Essaouira, la belle ensorceleuse
Par Marie-Noëlle Hervé
AU FOND D'UNE ÉCHANCRURE DE LA CÔTE MAROCAINE, ESSAOUIRA, L'ANCIENNE MOGADOR, SEMBLE S'ÊTRE ASSOUPIE DANS UN RÊVE SANS FIN FACE À L'OCÉAN. On y flâne le nez au vent, du port toujours animé jusque dans les ruelles de la ville close, serrée dans son enceinte crènelée. À la découverte de ses secrets...
Émergeant de sa ceinture de remparts, Essaouira semble flotter comme un mirage blanc et bleu au-dessus des vagues de l’Atlantique. En foulant les pavés de cette paisible cité océane, repliée sur sa presqu’île granitique et balayée sans relâche par le vent alizé venu du large, on songe un instant à Saint-Malo. Mais, dans les rues, les hommes en djellaba et les femmes, blancs fantômes drapés dans leur haïk, ont tôt fait de dissiper cette illusion. Au XVIe siècle, les Portugais édifièrent au fond de cette baie une forteresse qu’ils baptisèrent Mogador. Il n’en reste aujourd’hui qu’une ruine démantelée, échouée sur le sable, et ce nom lyrique, que la ville conserva jusqu’à l’indépendance du Maroc, en 1956, avant d’être rebaptisée Essaouira, « la bien dessinée ».
Essaouira n’est pas une ville antique. La cité fut fondée en 1764 par le sultan alaouite Sidi Mohamed Ben Abdellah, qui souhaitait voir s’élever la plus belle ville de son règne. Pour son plan, il fit appel à un ingénieur français, émule de Vauban, Nicolas Théodore Cornut. L’urbanisme est donc dans le goût européen, avec des rues au tracé rectiligne, enfermées derrière une double muraille crénelée. Mais il s’est produit un miracle. La population arabe et berbère, portée au secret et à la pudeur, a réussi à donner à cette rigoureuse ordonnance une allure de labyrinthe chargé de mystère.
C’est tôt le matin qu’il faut aller flâner hors les murs, lorsque la flottille colorée des chalutiers rentre au port. Sur le quai, il vente comme à la Pointe du Raz. Insensibles aux bourrasques, les marchands grillent les sardines fraîchement débarquées sur des braseros en plein air, harcelés par d’insolents goélands volant en rase-mottes au-dessus de leurs têtes. Dans le chantier naval voisin, les charpentiers taillent les membrures de bateaux neufs. Cela sent bon le bois frais. Intra-muros, Essaouira affiche un charme provincial, un peu suranné. Sur la place principale Moulay Hassan, les habitués tiennent salon à la terrasse du Café de France en échangeant les derniers potins du jour.
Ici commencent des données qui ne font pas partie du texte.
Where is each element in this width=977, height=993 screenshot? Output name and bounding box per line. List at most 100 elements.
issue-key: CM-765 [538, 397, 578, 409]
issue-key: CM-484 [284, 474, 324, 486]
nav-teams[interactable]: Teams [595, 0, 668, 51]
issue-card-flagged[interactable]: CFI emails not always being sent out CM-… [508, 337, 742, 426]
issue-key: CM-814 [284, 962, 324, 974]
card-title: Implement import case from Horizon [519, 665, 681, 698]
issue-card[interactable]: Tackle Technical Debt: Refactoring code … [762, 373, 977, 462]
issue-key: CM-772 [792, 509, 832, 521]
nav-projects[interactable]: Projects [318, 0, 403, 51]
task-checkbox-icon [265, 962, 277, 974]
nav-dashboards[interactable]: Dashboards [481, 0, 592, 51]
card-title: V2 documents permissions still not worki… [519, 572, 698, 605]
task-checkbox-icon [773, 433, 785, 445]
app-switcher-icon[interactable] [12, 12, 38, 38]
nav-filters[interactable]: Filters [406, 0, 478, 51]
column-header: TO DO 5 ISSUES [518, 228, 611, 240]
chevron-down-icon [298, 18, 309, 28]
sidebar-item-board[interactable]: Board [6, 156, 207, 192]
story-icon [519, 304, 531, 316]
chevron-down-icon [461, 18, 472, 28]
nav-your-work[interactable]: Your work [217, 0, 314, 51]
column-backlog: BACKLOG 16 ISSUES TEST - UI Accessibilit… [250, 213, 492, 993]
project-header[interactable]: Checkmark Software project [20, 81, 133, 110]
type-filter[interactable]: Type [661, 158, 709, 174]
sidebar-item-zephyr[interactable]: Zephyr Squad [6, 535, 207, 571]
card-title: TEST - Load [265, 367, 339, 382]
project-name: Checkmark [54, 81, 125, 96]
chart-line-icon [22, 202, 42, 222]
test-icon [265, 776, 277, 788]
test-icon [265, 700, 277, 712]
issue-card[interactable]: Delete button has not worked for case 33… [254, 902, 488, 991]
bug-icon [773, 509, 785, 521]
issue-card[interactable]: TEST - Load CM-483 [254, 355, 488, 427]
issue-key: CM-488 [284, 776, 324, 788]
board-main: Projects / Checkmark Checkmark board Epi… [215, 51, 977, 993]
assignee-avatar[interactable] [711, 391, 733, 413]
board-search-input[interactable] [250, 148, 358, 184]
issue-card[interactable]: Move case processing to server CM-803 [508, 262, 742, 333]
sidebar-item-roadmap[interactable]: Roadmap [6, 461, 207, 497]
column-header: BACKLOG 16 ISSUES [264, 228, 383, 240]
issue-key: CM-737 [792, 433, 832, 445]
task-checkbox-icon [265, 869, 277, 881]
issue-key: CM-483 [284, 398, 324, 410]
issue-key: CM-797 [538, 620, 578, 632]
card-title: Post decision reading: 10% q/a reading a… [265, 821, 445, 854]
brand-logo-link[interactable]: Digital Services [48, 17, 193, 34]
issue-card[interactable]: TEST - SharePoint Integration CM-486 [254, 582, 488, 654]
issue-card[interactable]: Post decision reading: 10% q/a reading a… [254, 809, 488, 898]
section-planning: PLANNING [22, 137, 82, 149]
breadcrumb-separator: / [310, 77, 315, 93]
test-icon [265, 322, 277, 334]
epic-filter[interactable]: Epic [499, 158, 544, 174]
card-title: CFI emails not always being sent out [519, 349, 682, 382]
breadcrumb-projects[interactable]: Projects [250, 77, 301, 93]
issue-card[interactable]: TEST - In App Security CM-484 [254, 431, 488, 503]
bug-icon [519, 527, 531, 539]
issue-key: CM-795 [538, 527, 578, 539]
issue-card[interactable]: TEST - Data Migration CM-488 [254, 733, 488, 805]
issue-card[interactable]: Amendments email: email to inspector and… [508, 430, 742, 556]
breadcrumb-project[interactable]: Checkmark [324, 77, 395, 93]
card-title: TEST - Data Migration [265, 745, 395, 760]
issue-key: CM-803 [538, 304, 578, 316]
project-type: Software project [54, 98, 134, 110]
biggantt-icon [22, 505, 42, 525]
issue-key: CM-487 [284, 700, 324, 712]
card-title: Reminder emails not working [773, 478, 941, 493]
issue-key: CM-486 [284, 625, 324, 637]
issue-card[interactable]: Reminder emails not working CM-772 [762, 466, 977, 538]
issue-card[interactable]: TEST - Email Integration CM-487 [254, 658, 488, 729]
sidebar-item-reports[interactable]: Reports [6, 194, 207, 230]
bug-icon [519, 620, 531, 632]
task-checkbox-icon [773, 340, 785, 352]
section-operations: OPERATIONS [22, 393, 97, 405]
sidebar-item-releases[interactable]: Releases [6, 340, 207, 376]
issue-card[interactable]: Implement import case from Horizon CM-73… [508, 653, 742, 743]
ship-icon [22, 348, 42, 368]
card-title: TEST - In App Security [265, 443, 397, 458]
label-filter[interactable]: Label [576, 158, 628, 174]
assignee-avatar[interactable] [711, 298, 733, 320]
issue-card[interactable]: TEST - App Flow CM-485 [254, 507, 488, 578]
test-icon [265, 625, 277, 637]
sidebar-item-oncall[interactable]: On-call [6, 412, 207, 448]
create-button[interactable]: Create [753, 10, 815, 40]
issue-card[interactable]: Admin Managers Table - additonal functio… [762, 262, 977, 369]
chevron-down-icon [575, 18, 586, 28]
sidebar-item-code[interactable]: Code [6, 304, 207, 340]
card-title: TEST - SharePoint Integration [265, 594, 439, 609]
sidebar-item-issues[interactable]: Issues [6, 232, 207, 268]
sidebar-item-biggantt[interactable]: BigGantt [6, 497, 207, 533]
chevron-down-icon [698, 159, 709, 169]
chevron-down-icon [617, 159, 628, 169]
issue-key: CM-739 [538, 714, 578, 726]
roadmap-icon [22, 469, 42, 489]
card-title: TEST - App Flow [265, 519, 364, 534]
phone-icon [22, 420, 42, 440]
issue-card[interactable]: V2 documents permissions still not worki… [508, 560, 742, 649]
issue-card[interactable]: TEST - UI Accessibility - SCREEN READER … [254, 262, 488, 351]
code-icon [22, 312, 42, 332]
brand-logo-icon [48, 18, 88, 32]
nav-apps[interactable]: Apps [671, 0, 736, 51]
Dans la ville close, symphonie de murs ocres et de maisons blanches aux portes et volets bleus, la circulation est interdite aux véhicules à moteur. Ici, le piéton est roi. Libre de pousser une porte pour entrevoir un patio délicieux noyé sous les bougainvillées. Ou de se promener sans souci dans les cours cernées d’arcades colonisées par les souks. Dans ces arènes bruissantes de vie, de couleurs et de senteurs qui font tourner la tête, se joue un spectacle permanent que seule la sieste vient interrompre. Pendant ces heures de douce léthargie, les rues se vident, les rideaux de fer se baissent sur les odorantes pyramides d’épices, et les échoppes où s’entassent poteries, vanneries, tapis et bijoux en argent. À la tombée du jour, le rempart de la Sqala, qui toise l’océan, s’empourpre dans la lumière du couchant. Alignés comme à la parade, d’antiques canons en bronze pointent entre les créneaux leurs bouches muettes vers le large. C’est sur ce rempart qu’Orson Welles filma les plus belles scènes d’Othello, couronné au Festival de Cannes en 1952. Au pied de la muraille, les marchands sont installés dans d’anciens entrepots de munitions. Ils tiennent boutique jusqu’à une heure avancée, proposant objets et meubles marquetés, façonnés dans la racine de thuya. Privilégiée par les peintres qui, venus de tous les horizons, viennent planter leur chevalet au détour de ses ruelles pittoresques, la médina est inscrite au Patrimoine mondial de l’Unesco depuis 2001. Remarquable ville portuaire fortifiée, Essaouira, la cité des vents, reste la citadelle éternelle et secrète des rêveurs de Mogador.